The Circle’s Netflix story differs from Okja’s. It actually had a cinematic release in America but performed so poorly that no one bothered to distribute it in the UK, heading straight to video-on-demand instead. With a star-studded cast including Tom Hanks, Emma Watson, John Boyega, and Karen Gillan, something went really wrong along the way that made The Circle such a critical and commercial failure.

Watson’s Mae gets a job working at a technological superpower called The Circle, with a headquarters not unlike what we imagine Google or Apple HQ to look like. Open floor office plans with a huge emphasis on community between staff are a jarring contrast to Mae’s old workplace in drab office cubicles.

At the top of The Circle is Hanks’s Eamon, a man who believes in the power of streamlining activities and connectivity. What appears to have begun as a social media platform is now developing to include surveillance platforms. Tiny cameras act as HD feeds from wherever you wish to place them, supplying not only video footage to The Circle but also facial recognition, atmospheric updates, and visual trends of the area.

Eamon frames this as transparency, opining that people behave better when they know they’re being watched. His influential greed only grows.

It’s a sci-fi film to be thought about in your bedroom, made all the more effective by watching it on your laptop while Facebook bleeps in the background and Twitter feeds scroll out of the corner of your eye.

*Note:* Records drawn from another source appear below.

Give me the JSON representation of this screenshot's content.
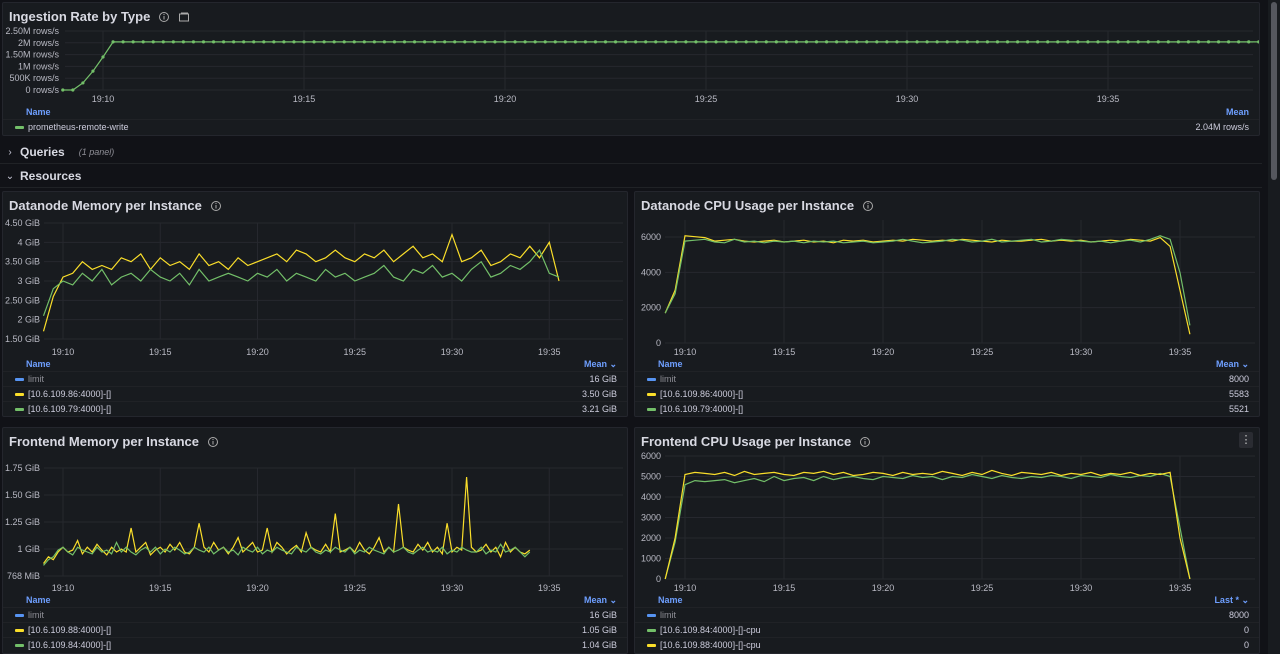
{
  "colors": {
    "green": "#73bf69",
    "yellow": "#fade2a",
    "blue": "#5794f2",
    "link": "#6e9fff"
  },
  "time_ticks": [
    "19:10",
    "19:15",
    "19:20",
    "19:25",
    "19:30",
    "19:35"
  ],
  "ingestion": {
    "title": "Ingestion Rate by Type",
    "y_ticks": [
      "2.50M rows/s",
      "2M rows/s",
      "1.50M rows/s",
      "1M rows/s",
      "500K rows/s",
      "0 rows/s"
    ],
    "legend_name_header": "Name",
    "legend_value_header": "Mean",
    "series": [
      {
        "name": "prometheus-remote-write",
        "value": "2.04M rows/s",
        "color": "#73bf69"
      }
    ]
  },
  "rows": {
    "queries": {
      "title": "Queries",
      "count": "(1 panel)"
    },
    "resources": {
      "title": "Resources"
    }
  },
  "dn_mem": {
    "title": "Datanode Memory per Instance",
    "y_ticks": [
      "4.50 GiB",
      "4 GiB",
      "3.50 GiB",
      "3 GiB",
      "2.50 GiB",
      "2 GiB",
      "1.50 GiB"
    ],
    "legend_name_header": "Name",
    "legend_value_header": "Mean ⌄",
    "series": [
      {
        "name": "limit",
        "value": "16 GiB",
        "color": "#5794f2"
      },
      {
        "name": "[10.6.109.86:4000]-[]",
        "value": "3.50 GiB",
        "color": "#fade2a"
      },
      {
        "name": "[10.6.109.79:4000]-[]",
        "value": "3.21 GiB",
        "color": "#73bf69"
      }
    ]
  },
  "dn_cpu": {
    "title": "Datanode CPU Usage per Instance",
    "y_ticks": [
      "6000",
      "4000",
      "2000",
      "0"
    ],
    "legend_name_header": "Name",
    "legend_value_header": "Mean ⌄",
    "series": [
      {
        "name": "limit",
        "value": "8000",
        "color": "#5794f2"
      },
      {
        "name": "[10.6.109.86:4000]-[]",
        "value": "5583",
        "color": "#fade2a"
      },
      {
        "name": "[10.6.109.79:4000]-[]",
        "value": "5521",
        "color": "#73bf69"
      }
    ]
  },
  "fe_mem": {
    "title": "Frontend Memory per Instance",
    "y_ticks": [
      "1.75 GiB",
      "1.50 GiB",
      "1.25 GiB",
      "1 GiB",
      "768 MiB"
    ],
    "legend_name_header": "Name",
    "legend_value_header": "Mean ⌄",
    "series": [
      {
        "name": "limit",
        "value": "16 GiB",
        "color": "#5794f2"
      },
      {
        "name": "[10.6.109.88:4000]-[]",
        "value": "1.05 GiB",
        "color": "#fade2a"
      },
      {
        "name": "[10.6.109.84:4000]-[]",
        "value": "1.04 GiB",
        "color": "#73bf69"
      }
    ]
  },
  "fe_cpu": {
    "title": "Frontend CPU Usage per Instance",
    "menu_label": "⋮",
    "y_ticks": [
      "6000",
      "5000",
      "4000",
      "3000",
      "2000",
      "1000",
      "0"
    ],
    "legend_name_header": "Name",
    "legend_value_header": "Last * ⌄",
    "series": [
      {
        "name": "limit",
        "value": "8000",
        "color": "#5794f2"
      },
      {
        "name": "[10.6.109.84:4000]-[]-cpu",
        "value": "0",
        "color": "#73bf69"
      },
      {
        "name": "[10.6.109.88:4000]-[]-cpu",
        "value": "0",
        "color": "#fade2a"
      }
    ]
  },
  "chart_data": [
    {
      "type": "line",
      "title": "Ingestion Rate by Type",
      "ylim": [
        0,
        2500000
      ],
      "series": [
        {
          "name": "prometheus-remote-write",
          "start_minute": 9.0,
          "step_minutes": 0.25,
          "values": [
            0,
            0,
            300000,
            800000,
            1400000,
            2040000,
            2040000,
            2040000,
            2040000,
            2040000,
            2040000,
            2040000,
            2040000,
            2040000,
            2040000,
            2040000,
            2040000,
            2040000,
            2040000,
            2040000,
            2040000,
            2040000,
            2040000,
            2040000,
            2040000,
            2040000,
            2040000,
            2040000,
            2040000,
            2040000,
            2040000,
            2040000,
            2040000,
            2040000,
            2040000,
            2040000,
            2040000,
            2040000,
            2040000,
            2040000,
            2040000,
            2040000,
            2040000,
            2040000,
            2040000,
            2040000,
            2040000,
            2040000,
            2040000,
            2040000,
            2040000,
            2040000,
            2040000,
            2040000,
            2040000,
            2040000,
            2040000,
            2040000,
            2040000,
            2040000,
            2040000,
            2040000,
            2040000,
            2040000,
            2040000,
            2040000,
            2040000,
            2040000,
            2040000,
            2040000,
            2040000,
            2040000,
            2040000,
            2040000,
            2040000,
            2040000,
            2040000,
            2040000,
            2040000,
            2040000,
            2040000,
            2040000,
            2040000,
            2040000,
            2040000,
            2040000,
            2040000,
            2040000,
            2040000,
            2040000,
            2040000,
            2040000,
            2040000,
            2040000,
            2040000,
            2040000,
            2040000,
            2040000,
            2040000,
            2040000,
            2040000,
            2040000,
            2040000,
            2040000,
            2040000,
            2040000,
            2040000,
            2040000,
            2040000,
            2040000,
            2040000,
            2040000,
            2040000,
            2040000,
            2040000,
            2040000,
            2040000,
            2040000,
            2040000,
            2040000,
            2040000,
            2040000,
            2040000,
            2040000,
            1700000,
            1100000,
            600000,
            200000
          ]
        }
      ]
    },
    {
      "type": "line",
      "title": "Datanode Memory per Instance",
      "ylim": [
        1.5,
        4.5
      ],
      "series": [
        {
          "name": "[10.6.109.86:4000]-[]",
          "start_minute": 9.0,
          "step_minutes": 0.5,
          "values": [
            1.7,
            2.6,
            3.1,
            3.2,
            3.5,
            3.3,
            3.4,
            3.3,
            3.6,
            3.5,
            3.7,
            3.3,
            3.6,
            3.4,
            3.5,
            3.3,
            3.7,
            3.4,
            3.5,
            3.3,
            3.6,
            3.4,
            3.5,
            3.6,
            3.7,
            3.5,
            3.8,
            3.7,
            3.5,
            3.6,
            3.8,
            3.6,
            3.5,
            3.7,
            3.6,
            3.8,
            3.5,
            3.7,
            3.9,
            3.6,
            3.7,
            3.5,
            4.2,
            3.5,
            3.6,
            3.8,
            3.4,
            3.5,
            3.7,
            3.6,
            3.9,
            3.6,
            4.0,
            3.0
          ]
        },
        {
          "name": "[10.6.109.79:4000]-[]",
          "start_minute": 9.0,
          "step_minutes": 0.5,
          "values": [
            2.1,
            2.8,
            3.0,
            2.9,
            3.2,
            3.0,
            3.3,
            2.9,
            3.1,
            3.2,
            3.0,
            3.3,
            3.1,
            3.0,
            3.2,
            2.9,
            3.3,
            3.0,
            3.1,
            3.2,
            3.1,
            3.0,
            3.2,
            3.1,
            3.3,
            3.0,
            3.2,
            3.1,
            3.0,
            3.3,
            3.1,
            3.2,
            3.0,
            3.1,
            3.2,
            3.4,
            3.1,
            3.0,
            3.3,
            3.2,
            3.4,
            3.1,
            3.2,
            3.0,
            3.3,
            3.5,
            3.1,
            3.2,
            3.4,
            3.3,
            3.5,
            3.8,
            3.2,
            3.1
          ]
        }
      ]
    },
    {
      "type": "line",
      "title": "Datanode CPU Usage per Instance",
      "ylim": [
        0,
        7000
      ],
      "series": [
        {
          "name": "[10.6.109.86:4000]-[]",
          "start_minute": 9.0,
          "step_minutes": 0.5,
          "values": [
            1700,
            3000,
            6100,
            6050,
            6000,
            5800,
            5850,
            5900,
            5800,
            5750,
            5800,
            5850,
            5750,
            5800,
            5850,
            5750,
            5800,
            5700,
            5850,
            5800,
            5850,
            5750,
            5800,
            5850,
            5800,
            5900,
            5850,
            5800,
            5850,
            5800,
            5900,
            5850,
            5800,
            5750,
            5850,
            5800,
            5800,
            5850,
            5900,
            5800,
            5850,
            5800,
            5850,
            5750,
            5800,
            5850,
            5800,
            5900,
            5850,
            5800,
            6000,
            5500,
            3000,
            500
          ]
        },
        {
          "name": "[10.6.109.79:4000]-[]",
          "start_minute": 9.0,
          "step_minutes": 0.5,
          "values": [
            1700,
            2800,
            5800,
            5850,
            5900,
            5750,
            5700,
            5900,
            5750,
            5800,
            5700,
            5800,
            5750,
            5800,
            5700,
            5800,
            5750,
            5800,
            5700,
            5750,
            5800,
            5700,
            5750,
            5800,
            5900,
            5800,
            5700,
            5750,
            5800,
            5900,
            5850,
            5750,
            5800,
            5900,
            5750,
            5800,
            5850,
            5900,
            5750,
            5800,
            5900,
            5850,
            5800,
            5750,
            5800,
            5700,
            5800,
            5850,
            5750,
            5900,
            6100,
            5900,
            4000,
            1000
          ]
        }
      ]
    },
    {
      "type": "line",
      "title": "Frontend Memory per Instance",
      "ylim": [
        0.75,
        1.875
      ],
      "series": [
        {
          "name": "[10.6.109.88:4000]-[]",
          "start_minute": 9.0,
          "step_minutes": 0.25,
          "values": [
            0.88,
            0.95,
            0.92,
            1.0,
            1.05,
            1.0,
            1.02,
            1.12,
            0.98,
            1.05,
            1.0,
            1.08,
            1.02,
            0.97,
            1.05,
            1.0,
            1.03,
            1.0,
            1.25,
            1.0,
            1.05,
            1.1,
            0.97,
            1.02,
            1.05,
            1.0,
            1.08,
            1.02,
            1.1,
            1.0,
            0.98,
            1.05,
            1.3,
            1.05,
            1.0,
            1.1,
            1.02,
            1.05,
            0.98,
            1.05,
            1.15,
            1.0,
            1.05,
            1.1,
            1.0,
            1.02,
            1.25,
            1.0,
            1.1,
            1.05,
            0.98,
            1.03,
            1.07,
            1.0,
            1.2,
            1.05,
            1.02,
            1.0,
            1.08,
            1.0,
            1.4,
            1.0,
            1.02,
            1.05,
            1.0,
            1.1,
            1.02,
            0.98,
            1.05,
            1.15,
            1.0,
            1.05,
            1.0,
            1.5,
            1.05,
            1.02,
            1.0,
            1.08,
            1.02,
            1.1,
            1.0,
            1.05,
            0.98,
            1.3,
            1.0,
            1.05,
            1.02,
            1.78,
            1.05,
            1.0,
            1.02,
            1.08,
            1.0,
            1.05,
            0.95,
            1.1,
            1.0,
            1.05,
            1.0,
            0.98,
            1.02
          ]
        },
        {
          "name": "[10.6.109.84:4000]-[]",
          "start_minute": 9.0,
          "step_minutes": 0.25,
          "values": [
            0.86,
            0.92,
            0.95,
            1.02,
            1.05,
            1.0,
            0.97,
            1.05,
            1.02,
            1.0,
            0.98,
            1.05,
            1.0,
            1.02,
            0.98,
            1.1,
            1.0,
            1.05,
            1.0,
            0.97,
            1.02,
            1.05,
            1.0,
            1.05,
            0.98,
            1.03,
            1.0,
            1.05,
            1.02,
            0.98,
            1.0,
            1.05,
            1.02,
            1.0,
            1.05,
            0.98,
            1.02,
            1.05,
            1.0,
            1.02,
            0.97,
            1.05,
            1.02,
            1.0,
            1.05,
            0.98,
            1.02,
            1.0,
            1.05,
            1.02,
            1.0,
            0.98,
            1.05,
            1.02,
            1.0,
            1.05,
            1.0,
            0.98,
            1.02,
            1.0,
            1.05,
            1.02,
            1.0,
            1.05,
            0.98,
            1.02,
            1.0,
            1.05,
            1.02,
            1.0,
            0.98,
            1.05,
            1.0,
            1.02,
            1.05,
            1.0,
            0.98,
            1.02,
            1.05,
            1.0,
            1.02,
            1.0,
            1.05,
            0.98,
            1.02,
            1.0,
            1.05,
            1.02,
            1.0,
            1.0,
            1.05,
            0.98,
            1.02,
            1.0,
            1.08,
            1.0,
            1.02,
            1.05,
            1.0,
            0.95,
            1.0
          ]
        }
      ]
    },
    {
      "type": "line",
      "title": "Frontend CPU Usage per Instance",
      "ylim": [
        0,
        6000
      ],
      "series": [
        {
          "name": "[10.6.109.84:4000]-[]-cpu",
          "start_minute": 9.0,
          "step_minutes": 0.5,
          "values": [
            0,
            1800,
            4600,
            4800,
            4750,
            4800,
            4850,
            4700,
            4800,
            4900,
            4750,
            5000,
            4800,
            4900,
            4950,
            4800,
            5000,
            4850,
            4950,
            5000,
            4900,
            4850,
            5000,
            4950,
            4900,
            5050,
            4950,
            5000,
            4850,
            5000,
            4950,
            5100,
            5000,
            4900,
            5050,
            4950,
            4900,
            5000,
            4950,
            5050,
            5000,
            4900,
            5050,
            5000,
            4950,
            5100,
            5000,
            4950,
            5050,
            5000,
            5150,
            5000,
            2500,
            0
          ]
        },
        {
          "name": "[10.6.109.88:4000]-[]-cpu",
          "start_minute": 9.0,
          "step_minutes": 0.5,
          "values": [
            0,
            2000,
            5100,
            5200,
            5150,
            5100,
            5200,
            5050,
            5250,
            5100,
            5150,
            5200,
            5100,
            5050,
            5200,
            5150,
            5250,
            5100,
            5200,
            5050,
            5100,
            5200,
            5150,
            5050,
            5200,
            5100,
            5150,
            5100,
            5250,
            5150,
            5050,
            5200,
            5100,
            5300,
            5150,
            5050,
            5200,
            5150,
            5100,
            5200,
            5050,
            5150,
            5100,
            5200,
            5050,
            5150,
            5100,
            5200,
            5050,
            5150,
            5100,
            5200,
            2000,
            0
          ]
        }
      ]
    }
  ]
}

Its critical shortcomings are what make it ideal for a Netflix release. Like the similarly straight to video-on-demand The Discovery, it’s a sci-fi film to be thought about in your bedroom, made all the more effective by watching it on your laptop while Facebook bleeps in the background and Twitter feeds scroll out of the corner of your eye.

It’s far too long, the acting is sub-par from all involved, and it never reaches lofty ideas found elsewhere, but it is an accessible thriller about the horror of modern technology. Eamon might be a greedy capitalist, but the scarier prospect is he believes he’s moral and just. In promoting transparency and constant surveillance, he mirrors call-out culture and the always-watching feel of social media.

By taking these ideas to the extreme The Circle is almost dystopian, not unlike a Black Mirror episode, acting as a warning and a moral conundrum for those who believe in accountability but don’t favour giving up our privacy. It’s a little pedestrian and its stars can do better, but in its timeliness is food for thought, and in its openness is a gateway to harder hitting sci-fi stories.